Coscientist is always on, but it is not attention-seeking. It works continuously, then waits. It does not push itself into a user's day. It does not treat engagement as the objective. It does not mistake activity for progress. The system's job is to prepare clarity and verification paths so the human can decide.

I care about responsibility lines because I have watched how easily they disappear. In software, we learned to demand version control, reproducible builds, and deployment logs because "it works on my machine" is not acceptable. In research and knowledge work, we still accept equivalent failures every day. We accept conclusions detached from evidence. We accept citations that cannot be re-run. We accept summaries that sound correct but cannot be audited. In the AI era, those weaknesses become existential because the volume of plausible text explodes.

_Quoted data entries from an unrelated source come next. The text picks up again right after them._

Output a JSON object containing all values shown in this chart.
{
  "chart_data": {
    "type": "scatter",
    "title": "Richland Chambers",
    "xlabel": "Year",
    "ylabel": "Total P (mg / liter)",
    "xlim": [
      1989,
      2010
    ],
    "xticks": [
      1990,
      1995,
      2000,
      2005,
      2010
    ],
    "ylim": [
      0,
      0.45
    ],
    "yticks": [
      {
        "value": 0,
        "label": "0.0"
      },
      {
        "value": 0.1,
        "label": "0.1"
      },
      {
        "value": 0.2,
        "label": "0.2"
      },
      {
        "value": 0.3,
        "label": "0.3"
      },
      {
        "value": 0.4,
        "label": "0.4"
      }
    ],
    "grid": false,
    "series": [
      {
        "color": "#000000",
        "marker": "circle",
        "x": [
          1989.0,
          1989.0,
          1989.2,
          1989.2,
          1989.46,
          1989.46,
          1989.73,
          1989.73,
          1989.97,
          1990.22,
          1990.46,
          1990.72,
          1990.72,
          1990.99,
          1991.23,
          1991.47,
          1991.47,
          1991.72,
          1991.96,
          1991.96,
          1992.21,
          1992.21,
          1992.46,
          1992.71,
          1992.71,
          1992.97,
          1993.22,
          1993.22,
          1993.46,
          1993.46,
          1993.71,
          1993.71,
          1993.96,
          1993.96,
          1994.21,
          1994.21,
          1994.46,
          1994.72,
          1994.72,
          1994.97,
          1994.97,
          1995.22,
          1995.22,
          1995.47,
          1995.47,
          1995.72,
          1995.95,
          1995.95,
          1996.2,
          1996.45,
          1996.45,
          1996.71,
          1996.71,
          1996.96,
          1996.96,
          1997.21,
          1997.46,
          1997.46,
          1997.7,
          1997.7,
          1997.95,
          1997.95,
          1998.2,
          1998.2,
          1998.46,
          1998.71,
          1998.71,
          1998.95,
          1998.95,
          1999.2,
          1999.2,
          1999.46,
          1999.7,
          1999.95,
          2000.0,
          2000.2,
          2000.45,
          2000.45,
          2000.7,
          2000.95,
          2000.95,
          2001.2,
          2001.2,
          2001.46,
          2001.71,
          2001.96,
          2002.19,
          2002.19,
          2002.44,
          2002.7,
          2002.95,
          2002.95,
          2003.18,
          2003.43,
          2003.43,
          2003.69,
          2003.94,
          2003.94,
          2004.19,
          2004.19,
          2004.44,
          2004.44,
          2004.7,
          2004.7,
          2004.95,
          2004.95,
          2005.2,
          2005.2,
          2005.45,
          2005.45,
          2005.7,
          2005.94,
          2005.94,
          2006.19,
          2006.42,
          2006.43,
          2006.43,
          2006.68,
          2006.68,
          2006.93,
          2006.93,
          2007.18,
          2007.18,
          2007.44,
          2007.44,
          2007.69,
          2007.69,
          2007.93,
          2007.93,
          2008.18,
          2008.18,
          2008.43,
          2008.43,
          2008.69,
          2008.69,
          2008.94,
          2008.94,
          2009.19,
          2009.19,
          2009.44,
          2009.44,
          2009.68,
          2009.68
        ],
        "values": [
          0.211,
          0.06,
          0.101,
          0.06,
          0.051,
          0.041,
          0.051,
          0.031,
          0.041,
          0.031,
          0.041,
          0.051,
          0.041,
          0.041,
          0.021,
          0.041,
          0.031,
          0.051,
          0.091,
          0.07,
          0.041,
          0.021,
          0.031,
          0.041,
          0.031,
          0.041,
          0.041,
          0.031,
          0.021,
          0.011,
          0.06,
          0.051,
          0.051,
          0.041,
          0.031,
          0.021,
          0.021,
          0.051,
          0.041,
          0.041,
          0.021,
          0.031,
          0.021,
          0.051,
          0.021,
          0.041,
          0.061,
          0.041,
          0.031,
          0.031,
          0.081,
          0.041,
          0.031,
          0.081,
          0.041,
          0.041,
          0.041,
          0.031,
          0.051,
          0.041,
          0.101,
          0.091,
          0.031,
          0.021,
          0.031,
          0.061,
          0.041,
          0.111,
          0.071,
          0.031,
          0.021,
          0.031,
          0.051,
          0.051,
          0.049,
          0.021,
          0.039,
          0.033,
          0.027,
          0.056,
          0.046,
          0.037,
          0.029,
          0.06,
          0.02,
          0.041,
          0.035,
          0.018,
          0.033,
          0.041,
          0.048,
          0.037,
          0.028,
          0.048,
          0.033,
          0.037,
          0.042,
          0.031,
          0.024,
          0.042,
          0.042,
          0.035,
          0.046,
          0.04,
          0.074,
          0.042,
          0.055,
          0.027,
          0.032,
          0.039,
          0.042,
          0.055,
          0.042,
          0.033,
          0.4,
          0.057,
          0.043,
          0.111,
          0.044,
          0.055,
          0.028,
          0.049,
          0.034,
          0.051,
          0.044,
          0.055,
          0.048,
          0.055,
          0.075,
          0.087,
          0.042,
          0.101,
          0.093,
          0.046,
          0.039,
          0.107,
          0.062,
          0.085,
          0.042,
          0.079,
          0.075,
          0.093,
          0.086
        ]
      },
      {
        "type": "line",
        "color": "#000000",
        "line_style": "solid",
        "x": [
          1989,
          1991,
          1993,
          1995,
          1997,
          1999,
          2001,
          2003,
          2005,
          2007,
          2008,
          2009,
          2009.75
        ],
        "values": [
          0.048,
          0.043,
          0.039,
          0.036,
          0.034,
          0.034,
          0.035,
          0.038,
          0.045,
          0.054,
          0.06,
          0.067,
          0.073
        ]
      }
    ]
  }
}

I also care about culture, not just features. A tool can be perfectly designed and still fail if people use it as an excuse to stop thinking. Coscientist is built to resist that failure by making verification the central act and by refusing to treat fluency as authority. The system is meant to strengthen the habits that make people formidable: definition discipline, scope control, explicit uncertainty, and the ability to search for what would break an idea.

My long horizon is not to be the person who invents everything. It is closer to the Medici role: building environments where exceptional people can run more experiments, take more shots, and share more reproducible results. The world is not short on intelligence. It is short on infrastructure that lets intelligence compound.